Once the training is complete:

  1. The /results folder will contain a summary of each episode's model performance, including F1 score on the test set for the training window (previous four years) and F1 score for the prediction window (subsequent 3 months).
  2. The best model for each episode will be saved in /models/roberta-base/{your scheme}/.

Result Analysis

We use the Jupyter notebook analysis.ipynb for result analysis, providing greater flexibility. To maintain readability, most of the required functions are stored in analysis_util.py. The overall analysis process includes the following steps:

  1. Identify Abnormal Episodes: Visualize the model training results and the changes in the Policy Change Index (PCI) during the prediction window. Identify episodes with notable abnormalities.
  2. Data Extraction and LLM Processing: Extract data for the identified abnormal episodes. Use Large Language Models (LLMs) to:
    • Translate articles into English
    • Generate English summaries
    • Tag articles, specifying the policy area they belong to
  3. In-depth Episode Analysis: For each noteworthy episode, compare the False Omission Rate (FOR) differences between various policy areas in the training window and the prediction window. This comparison helps identify focused policy areas.
  4. Focused Policy Area Analysis: After identifying noteworthy policy areas, we zoom in further, use LLMs to analyze the content of sample articles in these areas, and generate a brief analysis report.

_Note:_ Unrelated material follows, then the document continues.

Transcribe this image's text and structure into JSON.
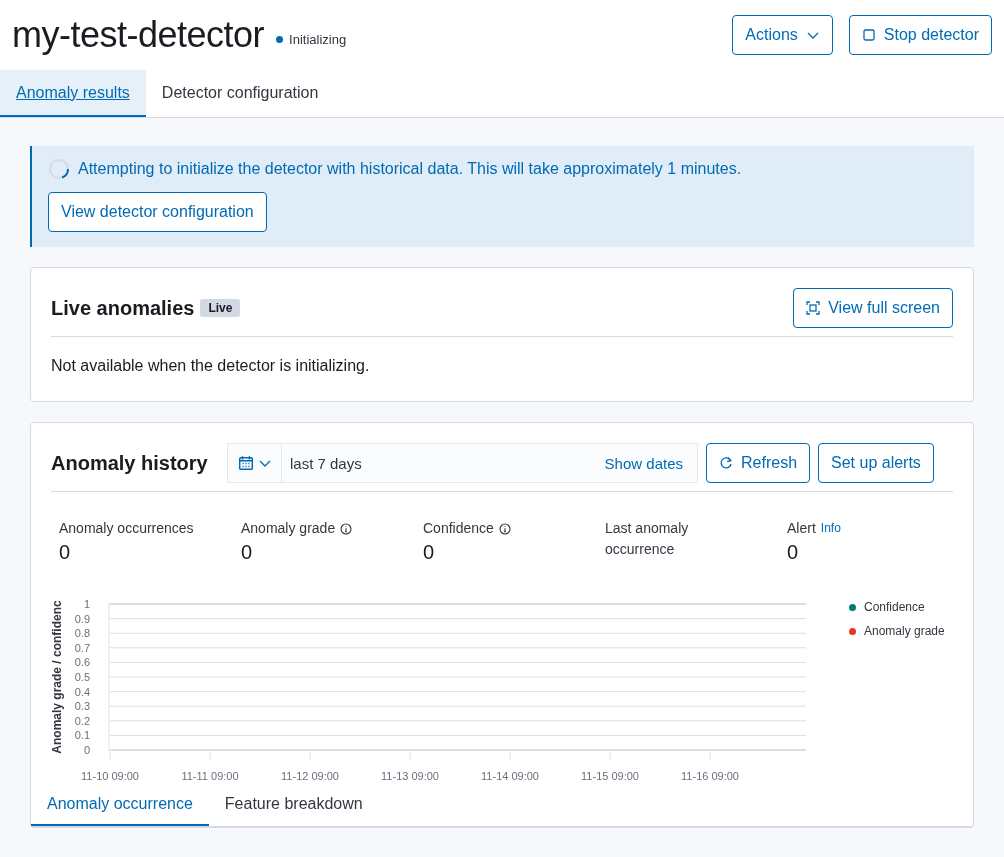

For each episode, the LLM analysis results, including a FOR comparison chart and a report in docx format, are saved in the /results/analysis_results/ directory.

Remember that the LLM-generated analysis is not a substitute for domain knowledge and qualitative research. It is intended only as supplementary material for further investigation. It alone is not sufficient to draw any conclusions about North Korean policy changes. However, it may help researchers identify trends worth closer attention.

Citing the PCI-NKO

Please cite the source of the latest PCI-NKO by the website: https://policychangeindex.org.

Please stay tune for our upcoming research paper on the subject.